An overview of the project Smoke Impacts at the Interface, with Lead End User Robyn Pearce of the Tasmania Fire Service.
Operational readiness of rural firefighters Air Toxics
At the rural/urban fringe, firefighters are exposed to smoke from not just vegetation, but from combinations of burning houses, cars and other materials. These firefighters are less likely than urban firefighters to be wearing breathing apparatus, and may be more vulnerable to health risks posed by burning organic compounds that have been, until now, mostly unmeasured.
Emissions of toxic chemicals from burning building materials have previously been measured and characterised in laboratory tests, but to quantify the risk that the smoke poses to humans, the emissions need to be translated into exposure estimates.
This research by Dr Fabienne Reisen (CSIRO Marine & Atmospheric Research) identified, measured and modelled these toxic emissions more accurately than ever before.
New, high-resolution modelling techniques of both dispersion and wind-behaviour are able to take into account the chemical emissions from multiple and complex sources, predicting where potential high-risk exposure zones may be.
Results indicate that within 50 metres of a burning house, exposures are on average constantly exceeding peak and short-term exposure limits and there is no safe approach without protection.
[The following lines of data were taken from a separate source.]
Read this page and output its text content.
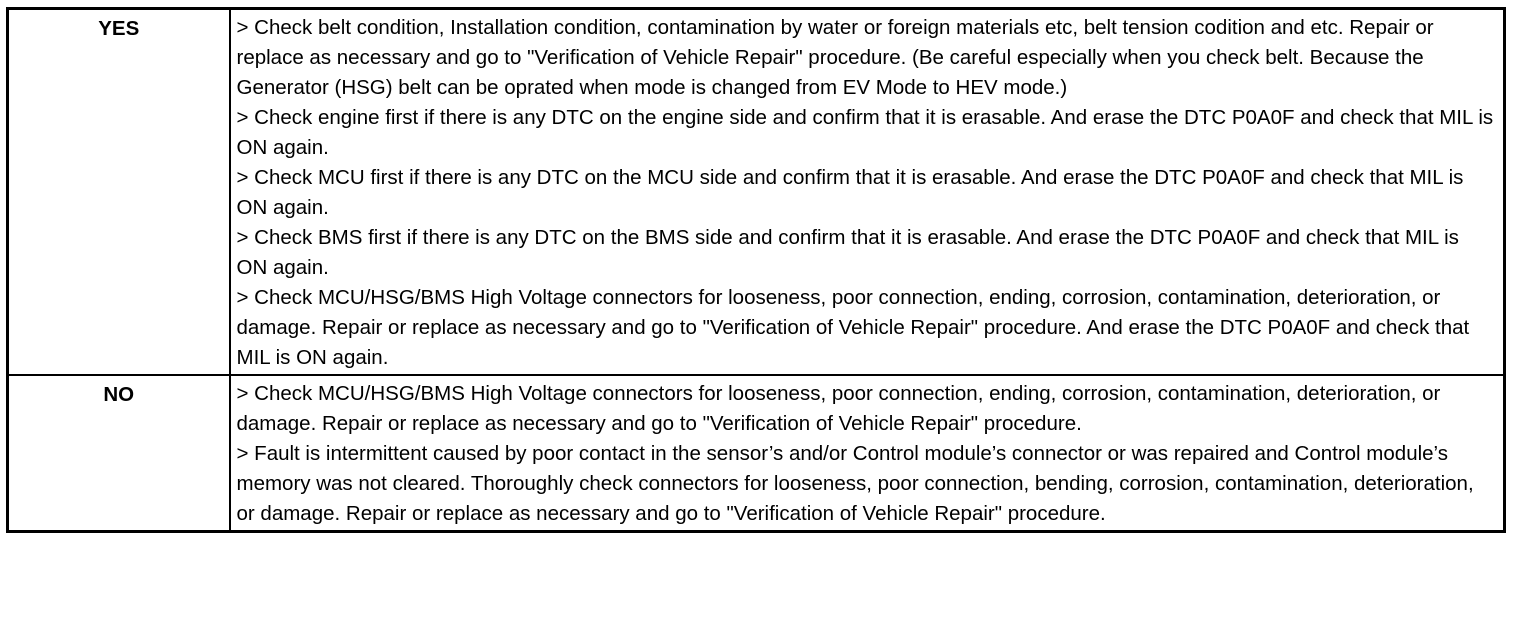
YES	> Check belt condition, Installation condition, contamination by water or foreign materials etc, belt tension codition and etc. Repair or replace as necessary and go to "Verification of Vehicle Repair" procedure. (Be careful especially when you check belt. Because the Generator (HSG) belt can be oprated when mode is changed from EV Mode to HEV mode.)
> Check engine first if there is any DTC on the engine side and confirm that it is erasable. And erase the DTC P0A0F and check that MIL is ON again.
> Check MCU first if there is any DTC on the MCU side and confirm that it is erasable. And erase the DTC P0A0F and check that MIL is ON again.
> Check BMS first if there is any DTC on the BMS side and confirm that it is erasable. And erase the DTC P0A0F and check that MIL is ON again.
> Check MCU/HSG/BMS High Voltage connectors for looseness, poor connection, ending, corrosion, contamination, deterioration, or damage. Repair or replace as necessary and go to "Verification of Vehicle Repair" procedure. And erase the DTC P0A0F and check that MIL is ON again.

NO	> Check MCU/HSG/BMS High Voltage connectors for looseness, poor connection, ending, corrosion, contamination, deterioration, or damage. Repair or replace as necessary and go to "Verification of Vehicle Repair" procedure.
> Fault is intermittent caused by poor contact in the sensor’s and/or Control module’s connector or was repaired and Control module’s memory was not cleared. Thoroughly check connectors for looseness, poor connection, bending, corrosion, contamination, deterioration, or damage. Repair or replace as necessary and go to "Verification of Vehicle Repair" procedure.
At 100 metres, exposures are still exceeding peak limits, but mean concentrations are within safe exposure limits. At 150 metres, peak concentrations can still be close to their respective peak limits, primarily at high wind speeds.
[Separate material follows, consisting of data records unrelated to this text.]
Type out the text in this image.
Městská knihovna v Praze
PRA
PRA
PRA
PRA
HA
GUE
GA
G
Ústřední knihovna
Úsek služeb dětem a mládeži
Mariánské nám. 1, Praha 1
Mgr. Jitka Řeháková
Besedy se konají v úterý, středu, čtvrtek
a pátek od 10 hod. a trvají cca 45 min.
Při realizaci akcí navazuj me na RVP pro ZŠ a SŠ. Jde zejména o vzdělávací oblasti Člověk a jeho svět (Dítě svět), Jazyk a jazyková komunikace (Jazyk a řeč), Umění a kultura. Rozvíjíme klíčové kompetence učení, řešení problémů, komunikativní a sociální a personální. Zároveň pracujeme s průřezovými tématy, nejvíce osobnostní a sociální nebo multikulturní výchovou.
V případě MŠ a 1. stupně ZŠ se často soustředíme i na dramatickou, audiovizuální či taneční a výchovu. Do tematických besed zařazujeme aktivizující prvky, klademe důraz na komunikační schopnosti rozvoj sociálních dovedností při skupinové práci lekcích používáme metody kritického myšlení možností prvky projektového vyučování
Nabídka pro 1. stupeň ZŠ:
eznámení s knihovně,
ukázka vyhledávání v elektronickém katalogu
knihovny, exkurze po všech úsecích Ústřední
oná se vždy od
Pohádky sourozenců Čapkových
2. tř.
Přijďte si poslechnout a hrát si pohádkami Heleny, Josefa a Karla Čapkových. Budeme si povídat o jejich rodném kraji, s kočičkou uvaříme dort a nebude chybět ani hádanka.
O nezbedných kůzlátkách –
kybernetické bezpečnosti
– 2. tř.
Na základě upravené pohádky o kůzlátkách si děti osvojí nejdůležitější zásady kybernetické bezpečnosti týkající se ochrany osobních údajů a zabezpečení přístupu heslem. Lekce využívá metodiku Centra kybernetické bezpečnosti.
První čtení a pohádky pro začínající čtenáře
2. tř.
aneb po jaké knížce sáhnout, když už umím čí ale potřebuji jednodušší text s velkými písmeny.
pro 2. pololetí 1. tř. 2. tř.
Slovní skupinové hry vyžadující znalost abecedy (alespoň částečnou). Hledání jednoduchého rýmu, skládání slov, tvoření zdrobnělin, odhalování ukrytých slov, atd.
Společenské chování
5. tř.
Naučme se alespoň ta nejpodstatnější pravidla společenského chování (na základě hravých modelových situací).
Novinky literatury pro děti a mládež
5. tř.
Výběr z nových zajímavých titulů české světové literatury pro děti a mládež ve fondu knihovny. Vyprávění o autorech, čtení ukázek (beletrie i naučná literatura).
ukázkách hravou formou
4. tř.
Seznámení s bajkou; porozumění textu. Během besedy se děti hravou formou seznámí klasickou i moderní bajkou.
The research allows for a more targeted estimate of house-specific local toxic emissions, rather than averages over the footprint of the house or suburb. This will enable fire agencies to access information about exposure estimates and their likely spread at rural/urban interface fires, resulting in safer deployment of firefighters and providing better advice to the community.
A subproject was undertaken by PhD student Anjali Haikerwal, of Monash University. Anjali investigated cardiovascular and respiratory health effects of smoke from the 2006/2007 bushfires in Victoria. Her results are extending the knowledge base and awareness of the health impacts of bushfire smoke in rural and urban communities.